'Ramtha's channeler' can't testify

She says she was in a trance during alleged sex-case confession

Seattle Post-Intelligencer/October 10, 2000
The Associated Press

The woman who claims to channel a 35,000-year-old warrior spirit called Ramtha says she can't take the witness stand against a couple accused of sexual misconduct with a 15-year-old girl.

J.Z. Knight said she doesn't remember the confession of voice instructor Wayne Allen Geis and his partner, Ruth Beverly Martin; the confession is said to have occurred about a year ago in front of about 800 stunned students at Ramtha's School of Enlightenment on Knight's Yelm estate. Knight said she was in a trance at the time -- that it was Ramtha who questioned the couple and elicited the confession.

"There is a being outside of me which is him," Knight said.

Geis, 55, and Martin, 37, are charged with 10 counts of first-degree sexual misconduct with a minor. They pleaded not guilty at their September arraignment.

Lewis County Deputy Prosecutor Andrew Toynbee said he doesn't think Knight will be called to testify because she doesn't recall the confession.

"The issue is not whether Ramtha was there," he said yesterday. "This is really a rape case. I want to keep the trial focused on that aspect."

Lewis County deputies were contacted by the school, which is owned and operated by Knight, in November 1999.

The school had invited the girl -- now 19 -- to a retreat after she wrote a letter to Knight earlier that month, the charging papers say. In the letter, the girl said Geis -- who had been giving her acting and dancing lessons -- had persuaded her to have sexual relations with him and with Martin at his ranch south of Olympia between September and December 1997.

According to accounts of the retreat in court records, Knight channeled Ramtha, who then called Geis, Martin, the girl and her father to the stage and questioned them in front of the crowd for more than an hour.

Knight said she had not seen the girl's letter and was briefed on its contents by her publicist.

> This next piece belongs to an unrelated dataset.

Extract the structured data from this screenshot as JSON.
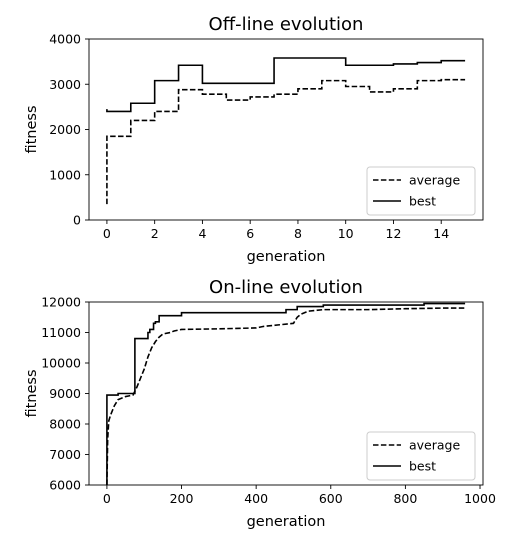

She said she did not tell Ramtha about the letter.

"Because of his nature, he has an insight into the thoughts of his students," she said.

Knight said she will help prosecutors contact members of the audience. Geis and Martin were dismissed from her 3,000-member school, she said. The girl and her father are still members.

Knight -- born Judith Darlene Hampton of Roswell, N.M. -- has said Ramtha first appeared in her Tacoma kitchen 20 years ago. She has parlayed the experience into a multimillion-dollar business including a publishing company, bookstore, clothing store and catalog operation.